The countries included in the access programme include the four in west Africa currently affected – Liberia, Nigeria, Sierra Leone and Guinea – plus other African states where the outbreak has the potential to spread. These include Cameroon, Central African Republic, Ghana, Angola, Togo, United Republic of Tanzania, Ethiopia, Mozambique, Burundi, Equatorial Guinea, Madagascar and Malawi. All IPs originating from these countries will be granted free access for the next two months.

'Our thoughts and prayers during this crisis are for the people of west Africa, especially the healthcare workers there, from all over the world, who are working hard to contain this outbreak,' said Jay Katzen, president of Elsevier Clinical Solutions. 'As a provider of health, medical and patient care information, Elsevier is opening up the largest single reference site for clinical information, ClinicalKey, to frontline aid and medical workers to support their efforts during this challenging time.'

ClinicalKey provides evidence-based clinical answers drawn from the single largest body of clinical content available, including Medline, 600-plus journals, more than 1,100 books, drug information, guidelines, and patient education. Its Smart Search enables ClinicalKey to understand clinical terms and discover the most relevant medical and related content often missed by other search engines.
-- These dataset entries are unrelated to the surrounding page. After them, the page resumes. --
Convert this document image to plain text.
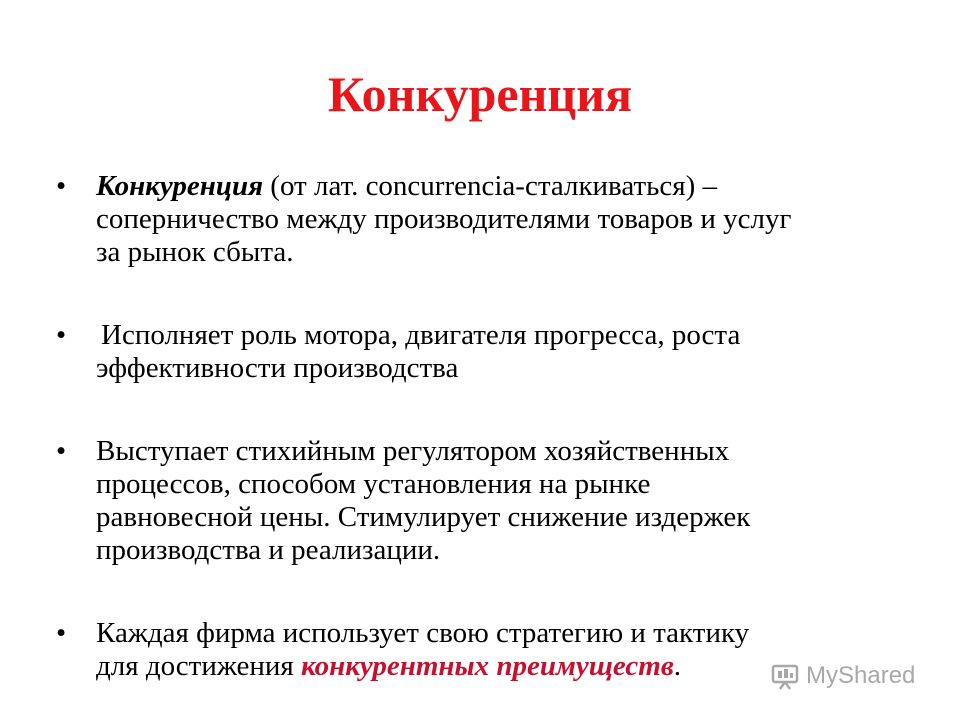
Конкуренция
•	Конкуренция (от лат. concurrencia-сталкиваться) –
соперничество между производителями товаров и услуг
за рынок сбыта.
•	Исполняет роль мотора, двигателя прогресса, роста
эффективности производства
•	Выступает стихийным регулятором хозяйственных
процессов, способом установления на рынке
равновесной цены. Стимулирует снижение издержек
производства и реализации.
•	Каждая фирма использует свою стратегию и тактику
для достижения конкурентных преимуществ.	MyShared
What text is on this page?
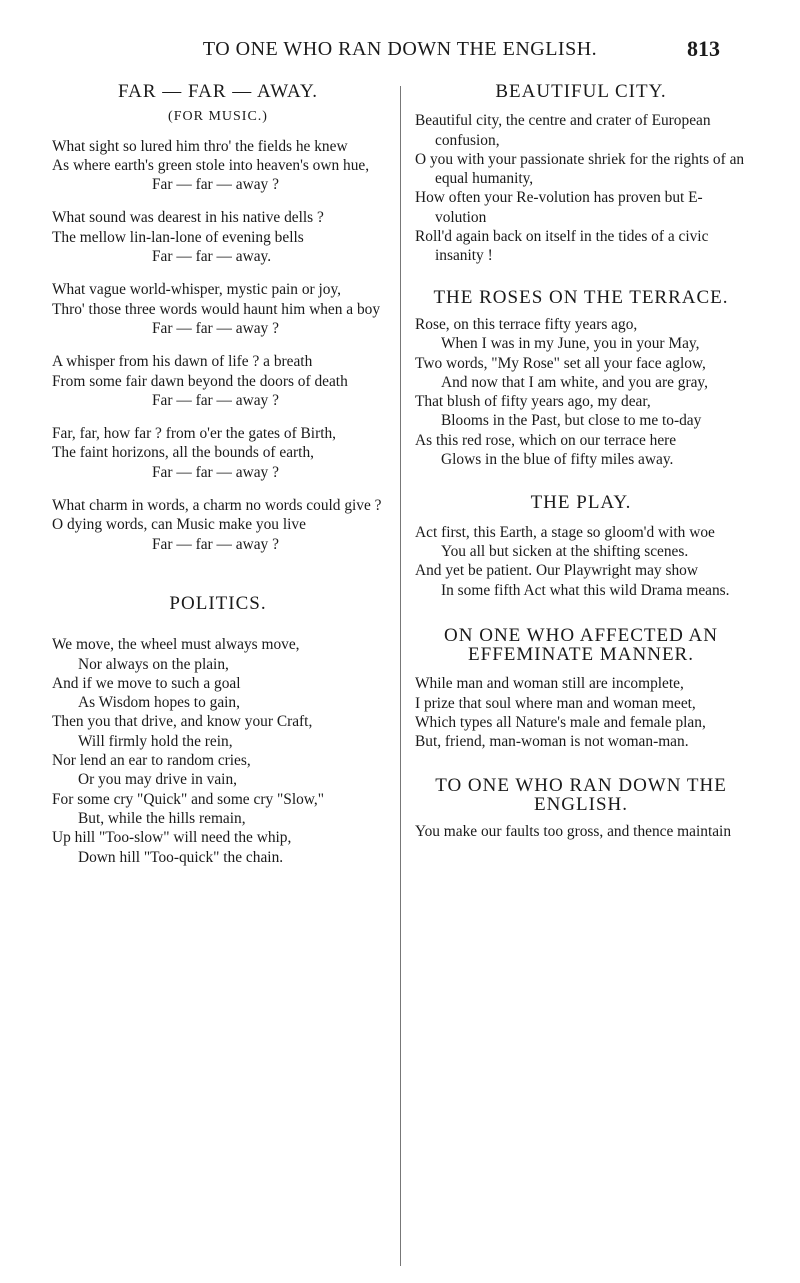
TO ONE WHO RAN DOWN THE ENGLISH.	813
FAR — FAR — AWAY.
(FOR MUSIC.)
What sight so lured him thro' the fields he knew
As where earth's green stole into heaven's own hue,
Far — far — away ?
What sound was dearest in his native dells ?
The mellow lin-lan-lone of evening bells
Far — far — away.
What vague world-whisper, mystic pain or joy,
Thro' those three words would haunt him when a boy
Far — far — away ?
A whisper from his dawn of life ? a breath
From some fair dawn beyond the doors of death
Far — far — away ?
Far, far, how far ? from o'er the gates of Birth,
The faint horizons, all the bounds of earth,
Far — far — away ?
What charm in words, a charm no words could give ?
O dying words, can Music make you live
Far — far — away ?
POLITICS.
We move, the wheel must always move,
Nor always on the plain,
And if we move to such a goal
As Wisdom hopes to gain,
Then you that drive, and know your Craft,
Will firmly hold the rein,
Nor lend an ear to random cries,
Or you may drive in vain,
For some cry "Quick" and some cry "Slow,"
But, while the hills remain,
Up hill "Too-slow" will need the whip,
Down hill "Too-quick" the chain.
BEAUTIFUL CITY.
Beautiful city, the centre and crater of European confusion,
O you with your passionate shriek for the rights of an equal humanity,
How often your Re-volution has proven but E-volution
Roll'd again back on itself in the tides of a civic insanity !
THE ROSES ON THE TERRACE.
Rose, on this terrace fifty years ago,
When I was in my June, you in your May,
Two words, "My Rose" set all your face aglow,
And now that I am white, and you are gray,
That blush of fifty years ago, my dear,
Blooms in the Past, but close to me to-day
As this red rose, which on our terrace here
Glows in the blue of fifty miles away.
THE PLAY.
Act first, this Earth, a stage so gloom'd with woe
You all but sicken at the shifting scenes.
And yet be patient. Our Playwright may show
In some fifth Act what this wild Drama means.
ON ONE WHO AFFECTED AN EFFEMINATE MANNER.
While man and woman still are incomplete,
I prize that soul where man and woman meet,
Which types all Nature's male and female plan,
But, friend, man-woman is not woman-man.
TO ONE WHO RAN DOWN THE ENGLISH.
You make our faults too gross, and thence maintain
The service is also optimised for mobile devices.

In addition, Elsevier is one of many publishers contributing to the Emergency Access Initiative (EAI), a programme of the National Institutes of Health (NIH) in partnership with the U.S. National Library of Medicine, the National Network of Libraries of Medicine, and the professional/scholarly publishing division of the Association of American Publishers. The NIH activated the programme in August in response to the Ebola outbreak.